Can you fight bacteria with bacteria? Apparently so, according to a new animal study in the November issue of the Journal of Dental Research. In the study, a mixture of beneficial bacteria was applied after scaling and root planing (a technique known as Guided Pocket Recolonization or GPR). The results: growth of plaque-causing bacteria was substantially slowed and reduced, as was inflammation. The technique could be a way to sidestep the problem of antibacterial resistance, and be a useful adjunct to traditional periodontal treatments.

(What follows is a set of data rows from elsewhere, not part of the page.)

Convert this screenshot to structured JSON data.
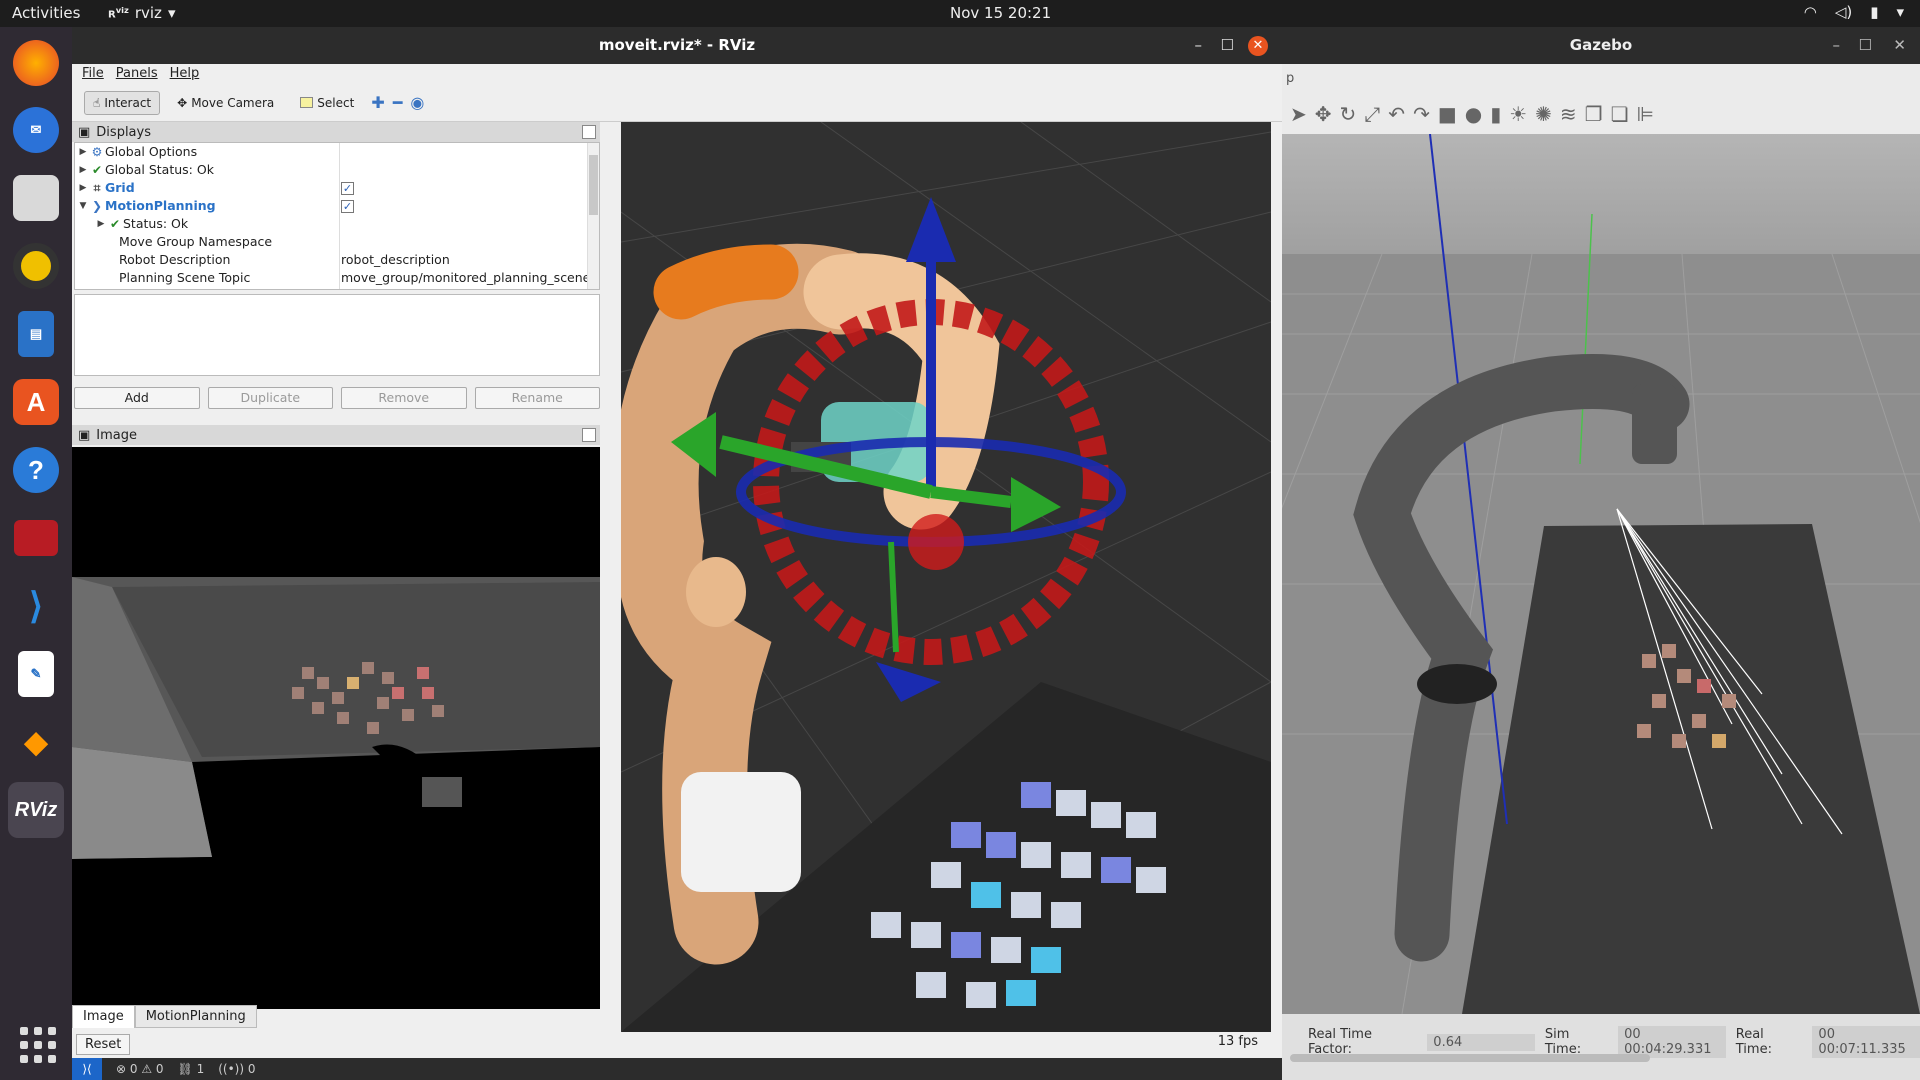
{
  "topbar": {
    "activities": "Activities",
    "app_name": "rviz",
    "app_arrow": "▾",
    "clock": "Nov 15  20:21"
  },
  "dock": {
    "items": [
      "firefox-icon",
      "thunderbird-icon",
      "files-icon",
      "rhythmbox-icon",
      "writer-icon",
      "app-center-icon",
      "help-icon",
      "terminal-icon",
      "vscode-icon",
      "text-editor-icon",
      "sublime-icon",
      "rviz-icon"
    ],
    "rviz_label": "RViz"
  },
  "rviz": {
    "title": "moveit.rviz* - RViz",
    "menu": {
      "file": "File",
      "panels": "Panels",
      "help": "Help"
    },
    "toolbar": {
      "interact": "Interact",
      "move_camera": "Move Camera",
      "select": "Select"
    },
    "displays": {
      "title": "Displays",
      "rows": [
        {
          "label": "Global Options"
        },
        {
          "label": "Global Status: Ok"
        },
        {
          "label": "Grid"
        },
        {
          "label": "MotionPlanning"
        },
        {
          "label": "Status: Ok"
        },
        {
          "label": "Move Group Namespace",
          "value": ""
        },
        {
          "label": "Robot Description",
          "value": "robot_description"
        },
        {
          "label": "Planning Scene Topic",
          "value": "move_group/monitored_planning_scene"
        }
      ],
      "buttons": {
        "add": "Add",
        "duplicate": "Duplicate",
        "remove": "Remove",
        "rename": "Rename"
      }
    },
    "image_panel": {
      "title": "Image"
    },
    "bottom_tabs": {
      "image": "Image",
      "motion_planning": "MotionPlanning"
    },
    "reset": "Reset",
    "fps": "13 fps"
  },
  "gazebo": {
    "title": "Gazebo",
    "menu_fragment": "p",
    "status": {
      "rtf_label": "Real Time Factor:",
      "rtf_value": "0.64",
      "sim_time_label": "Sim Time:",
      "sim_time_value": "00 00:04:29.331",
      "real_time_label": "Real Time:",
      "real_time_value": "00 00:07:11.335"
    }
  },
  "statusbar": {
    "errors": "⊗ 0 ⚠ 0",
    "ports": "1",
    "radio": "0"
  }
}
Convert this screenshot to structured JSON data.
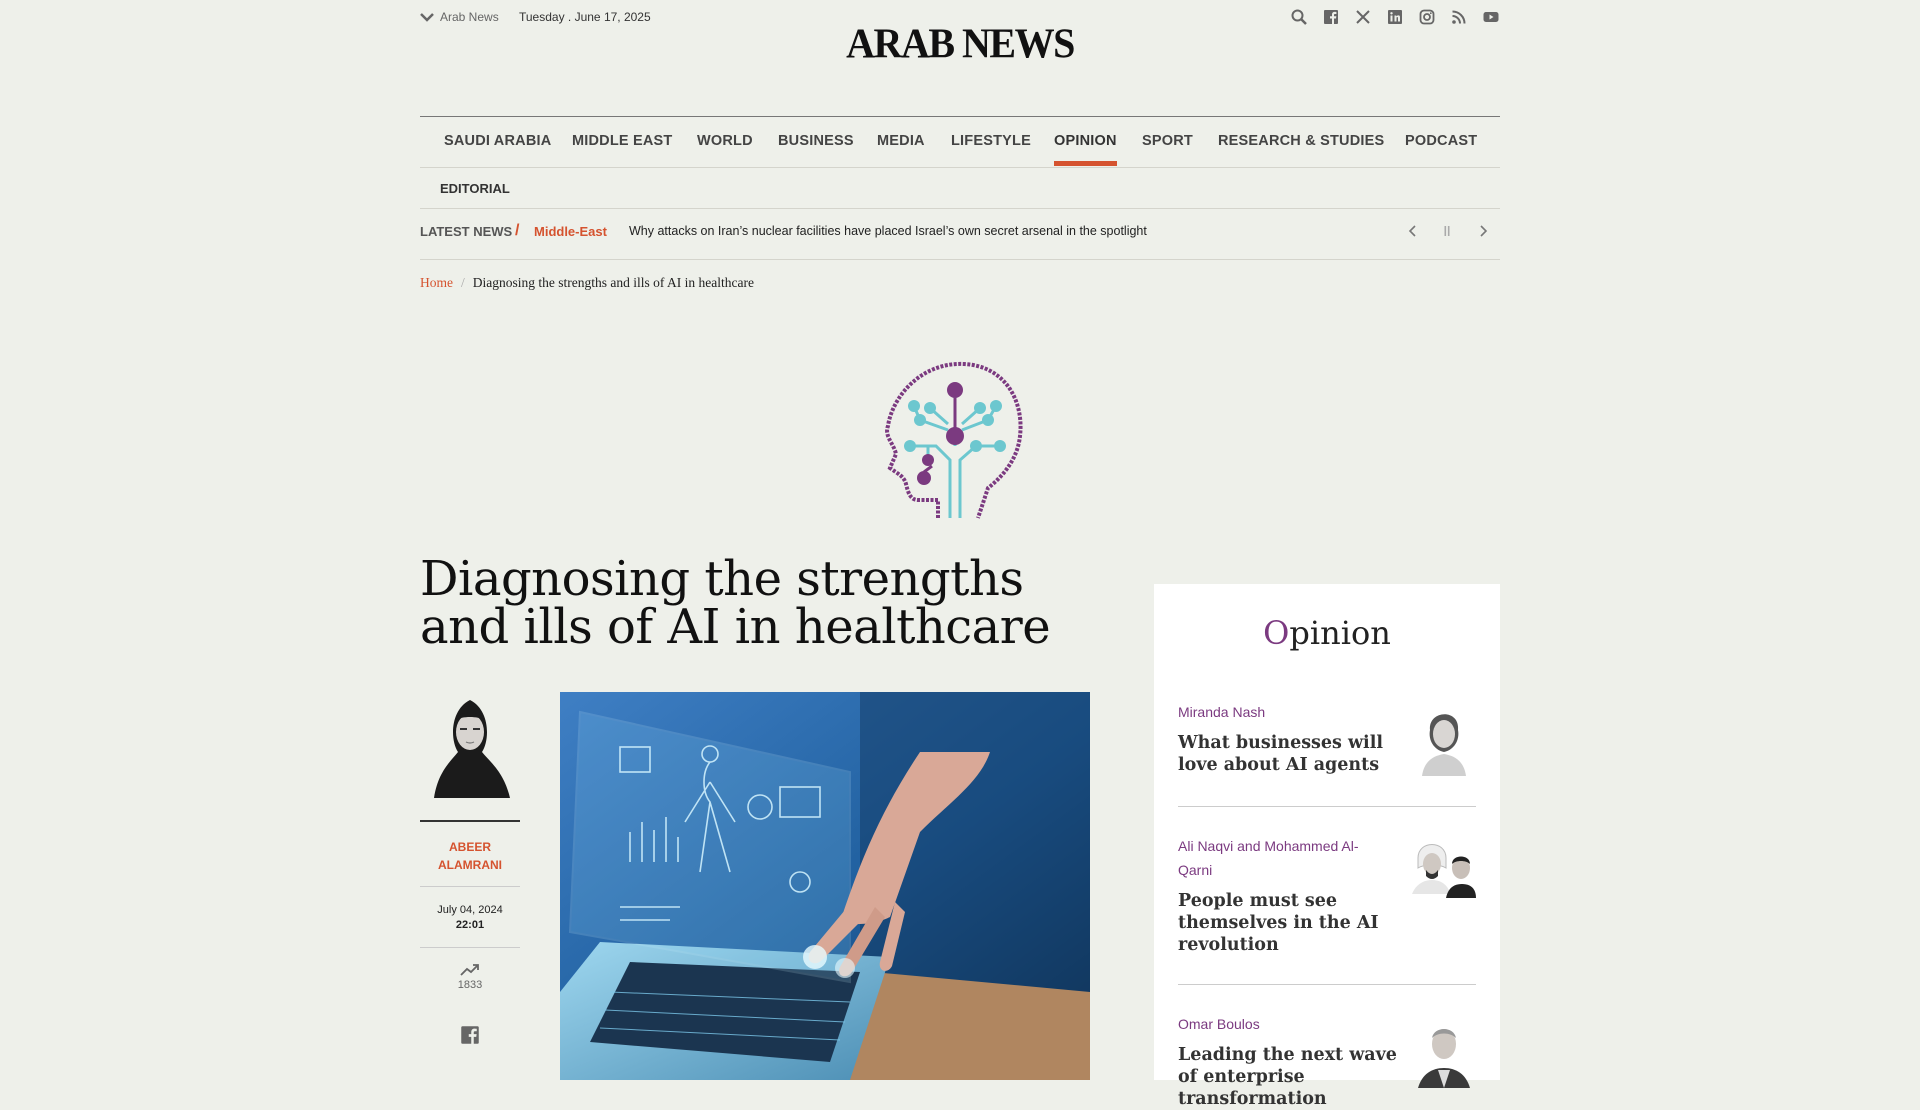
{
  "topbar": {
    "edition": "Arab News",
    "date": "Tuesday .  June 17, 2025",
    "social_icons": [
      "search-icon",
      "facebook-icon",
      "x-icon",
      "linkedin-icon",
      "instagram-icon",
      "rss-icon",
      "youtube-icon"
    ]
  },
  "logo": "ARAB NEWS",
  "nav": {
    "items": [
      "SAUDI ARABIA",
      "MIDDLE EAST",
      "WORLD",
      "BUSINESS",
      "MEDIA",
      "LIFESTYLE",
      "OPINION",
      "SPORT",
      "RESEARCH & STUDIES",
      "PODCAST"
    ],
    "active": "OPINION",
    "sub": "EDITORIAL"
  },
  "ticker": {
    "label": "LATEST NEWS",
    "slash": "/",
    "category": "Middle-East",
    "headline": "Why attacks on Iran’s nuclear facilities have placed Israel’s own secret arsenal in the spotlight"
  },
  "breadcrumb": {
    "home": "Home",
    "sep": "/",
    "current": "Diagnosing the strengths and ills of AI in healthcare"
  },
  "article": {
    "title": "Diagnosing the strengths and ills of AI in healthcare",
    "author_first": "ABEER",
    "author_last": "ALAMRANI",
    "date": "July 04, 2024",
    "time": "22:01",
    "views": "1833"
  },
  "opinion": {
    "heading_first": "O",
    "heading_rest": "pinion",
    "items": [
      {
        "author": "Miranda Nash",
        "headline": "What businesses will love about AI agents"
      },
      {
        "author": "Ali Naqvi and Mohammed Al-Qarni",
        "headline": "People must see themselves in the AI revolution"
      },
      {
        "author": "Omar Boulos",
        "headline": "Leading the next wave of enterprise transformation"
      }
    ]
  },
  "colors": {
    "accent": "#d5532f",
    "opinion": "#7b3a80",
    "background": "#eef0ea"
  }
}
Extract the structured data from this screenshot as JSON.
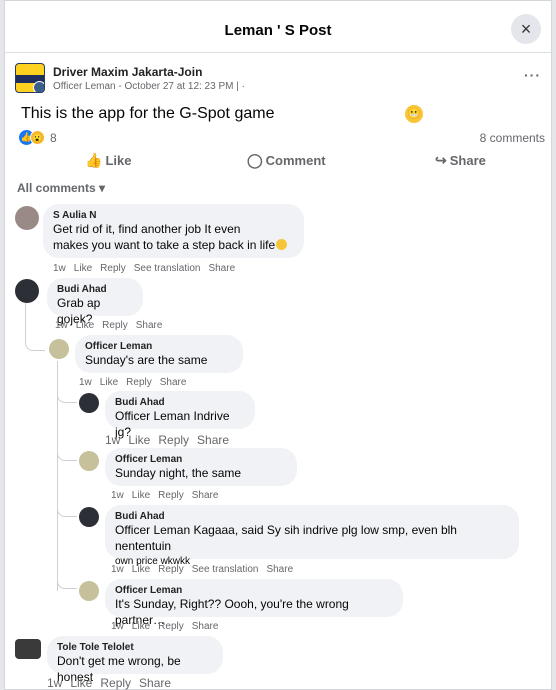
{
  "dialog": {
    "title": "Leman ' S Post",
    "close_icon": "×"
  },
  "post": {
    "author": "Driver Maxim Jakarta-Join",
    "meta": "Officer Leman - October 27 at 12: 23 PM | ·",
    "more": "···",
    "text": "This is the app for the G-Spot game",
    "reaction_count": "8",
    "comments_count": "8 comments"
  },
  "actions": {
    "like": "Like",
    "comment": "Comment",
    "share": "Share"
  },
  "filter": "All comments ▾",
  "comments": [
    {
      "name": "S Aulia N",
      "lines": [
        "Get rid of it, find another job It even",
        "makes you want to take a step back in life"
      ],
      "actions": [
        "1w",
        "Like",
        "Reply",
        "See translation",
        "Share"
      ]
    },
    {
      "name": "Budi Ahad",
      "lines": [
        "Grab ap gojek?"
      ],
      "actions": [
        "1w",
        "Like",
        "Reply",
        "Share"
      ]
    },
    {
      "name": "Officer Leman",
      "lines": [
        "Sunday's are the same"
      ],
      "actions": [
        "1w",
        "Like",
        "Reply",
        "Share"
      ]
    },
    {
      "name": "Budi Ahad",
      "lines": [
        "Officer Leman Indrive jg?"
      ],
      "actions": [
        "1w",
        "Like",
        "Reply",
        "Share"
      ]
    },
    {
      "name": "Officer Leman",
      "lines": [
        "Sunday night, the same"
      ],
      "actions": [
        "1w",
        "Like",
        "Reply",
        "Share"
      ]
    },
    {
      "name": "Budi Ahad",
      "lines": [
        "Officer Leman Kagaaa, said Sy sih indrive plg low smp, even blh nententuin",
        "own price wkwkk"
      ],
      "actions": [
        "1w",
        "Like",
        "Reply",
        "See translation",
        "Share"
      ]
    },
    {
      "name": "Officer Leman",
      "lines": [
        "It's Sunday, Right?? Oooh, you're the wrong partner…"
      ],
      "actions": [
        "1w",
        "Like",
        "Reply",
        "Share"
      ]
    },
    {
      "name": "Tole Tole Telolet",
      "lines": [
        "Don't get me wrong, be honest"
      ],
      "actions": [
        "1w",
        "Like",
        "Reply",
        "Share"
      ]
    }
  ],
  "colors": {
    "accent": "#1877f2",
    "bubble": "#f0f2f5",
    "muted": "#65676b"
  }
}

In this study of "probiotic" treatment, researchers used bacteria replacement therapy on male beagle dogs after scaling and root planning.The study divided the dogs into four groups: A negative control group that received no treatment, a positive control group that received subgingival scaling and root planning, a group that received a single application of bacterial mixture, and one that received multiple applications. The multiple applications group had the greatest reduction in anaerobic and black-pigmented bacteria, followed by the single application group. The multiple application group also showed maximum reduction in levels of P. gulae.

Wim Teughels, corresponding author and professor in the Department of Periodontology at Catholic University Leuven, noted in a press release that additional studies must be conducted to assess the viability of this treatment in humans. Marc Quirynen, principal investigator and a professor at Catholic University Leuven, and his team are continuing to test non-pathogenic bacteria that are helpful to humans, noting "We hope the current study will inspire other investigators to consider periodontal disease therapy from this novel perspective."